Theoretical study of an anti-Markovnikov addition reaction catalyzed by β-cyclodextrin

β-Cyclodextrin (β-CD) has a hydrophilic exterior and a hydrophobic internal cavity, which allows it to form host–guest complexes with a wide range of guests, such as organics, inorganics, and biomolecules. The aforementioned features lead to an extensive range of applications of β-CD, as the properties of β-CD mean that it is environmentally friendly and can be recovered and reused without mass loss. Here, the β-CD-catalyzed anti-Markovnikov addition of styrene to thiophenol in the presence of aerial oxygen and in aqueous solution to give 1-phenyl-2-(phenylsulfanyl)-1-ethanol was studied using density functional theory (DFT) and the Hartree–Fock (HF) method. The optimal configuration of the inclusion complex of styrene and thiophenol within β-CD was obtained, which indicated that styrene and thiophenol enter from the secondary and primary hydroxyl ends of β-CD, respectively.
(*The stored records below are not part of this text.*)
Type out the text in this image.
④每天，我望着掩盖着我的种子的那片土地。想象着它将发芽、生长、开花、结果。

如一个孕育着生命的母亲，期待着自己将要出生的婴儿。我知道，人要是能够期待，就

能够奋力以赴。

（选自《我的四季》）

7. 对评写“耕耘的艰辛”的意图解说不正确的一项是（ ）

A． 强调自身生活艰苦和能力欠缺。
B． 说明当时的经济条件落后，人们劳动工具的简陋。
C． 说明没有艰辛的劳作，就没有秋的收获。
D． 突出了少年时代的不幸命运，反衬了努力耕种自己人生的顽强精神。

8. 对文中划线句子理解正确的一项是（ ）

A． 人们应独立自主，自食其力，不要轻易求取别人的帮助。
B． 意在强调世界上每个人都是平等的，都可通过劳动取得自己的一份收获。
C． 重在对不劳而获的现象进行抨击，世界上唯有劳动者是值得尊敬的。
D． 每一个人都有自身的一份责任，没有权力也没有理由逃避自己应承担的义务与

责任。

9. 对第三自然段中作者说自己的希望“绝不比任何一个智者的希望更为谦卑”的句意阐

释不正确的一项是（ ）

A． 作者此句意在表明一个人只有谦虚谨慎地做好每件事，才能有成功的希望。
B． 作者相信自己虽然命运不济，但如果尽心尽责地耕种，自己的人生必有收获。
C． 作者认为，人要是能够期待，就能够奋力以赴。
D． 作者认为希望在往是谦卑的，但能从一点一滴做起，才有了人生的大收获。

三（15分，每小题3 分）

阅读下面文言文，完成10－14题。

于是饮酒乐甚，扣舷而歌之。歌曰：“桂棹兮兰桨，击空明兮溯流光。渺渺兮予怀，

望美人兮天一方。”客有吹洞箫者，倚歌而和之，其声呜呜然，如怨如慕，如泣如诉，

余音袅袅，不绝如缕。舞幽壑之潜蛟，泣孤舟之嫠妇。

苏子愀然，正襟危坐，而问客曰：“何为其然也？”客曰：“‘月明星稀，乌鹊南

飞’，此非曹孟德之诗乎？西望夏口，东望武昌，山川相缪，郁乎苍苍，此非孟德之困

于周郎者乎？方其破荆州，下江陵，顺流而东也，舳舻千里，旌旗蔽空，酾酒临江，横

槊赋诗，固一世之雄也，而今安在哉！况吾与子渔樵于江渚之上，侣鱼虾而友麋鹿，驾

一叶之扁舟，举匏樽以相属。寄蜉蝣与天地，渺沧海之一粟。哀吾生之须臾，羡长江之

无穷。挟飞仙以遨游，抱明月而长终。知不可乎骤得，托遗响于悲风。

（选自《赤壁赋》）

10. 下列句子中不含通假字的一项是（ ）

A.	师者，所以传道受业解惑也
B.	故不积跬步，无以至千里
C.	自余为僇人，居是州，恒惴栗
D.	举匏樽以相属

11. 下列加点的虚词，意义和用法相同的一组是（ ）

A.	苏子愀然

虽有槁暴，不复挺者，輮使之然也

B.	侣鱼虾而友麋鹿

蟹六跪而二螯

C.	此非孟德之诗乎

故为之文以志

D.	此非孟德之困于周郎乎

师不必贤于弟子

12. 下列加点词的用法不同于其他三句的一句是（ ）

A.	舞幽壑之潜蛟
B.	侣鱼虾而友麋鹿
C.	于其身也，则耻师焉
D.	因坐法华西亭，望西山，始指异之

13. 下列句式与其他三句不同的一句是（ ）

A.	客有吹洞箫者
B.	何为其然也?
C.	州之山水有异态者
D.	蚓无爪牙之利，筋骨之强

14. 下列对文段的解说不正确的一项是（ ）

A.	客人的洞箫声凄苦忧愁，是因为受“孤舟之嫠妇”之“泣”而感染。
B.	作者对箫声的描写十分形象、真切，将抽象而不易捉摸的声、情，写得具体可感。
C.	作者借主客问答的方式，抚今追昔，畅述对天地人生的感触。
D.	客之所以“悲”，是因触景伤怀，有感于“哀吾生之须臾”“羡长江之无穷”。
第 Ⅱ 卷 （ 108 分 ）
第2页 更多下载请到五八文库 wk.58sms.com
Moreover, hydrogen bonding of β-CD with styrene and thiophenol contributes to the stability of the inclusion complex. An investigation of the charges from electrostatic potentials using a grid-based method (CHELPG) highlighted the distribution of atomic charges upon complexation. The reaction sites of styrene and thiophenol were determined based on electrostatic potentials (ESPs) and condensed dual descriptors. The calculated 1H nuclear magnetic resonance (1H NMR) spectrum of β-CD implied that the chemical shifts of its protons change and H3 and H5 move to higher fields upon complexation, while the calculated 13C nuclear magnetic resonance (13C NMR) spectrum of styrene suggested that this molecule is electrophilic.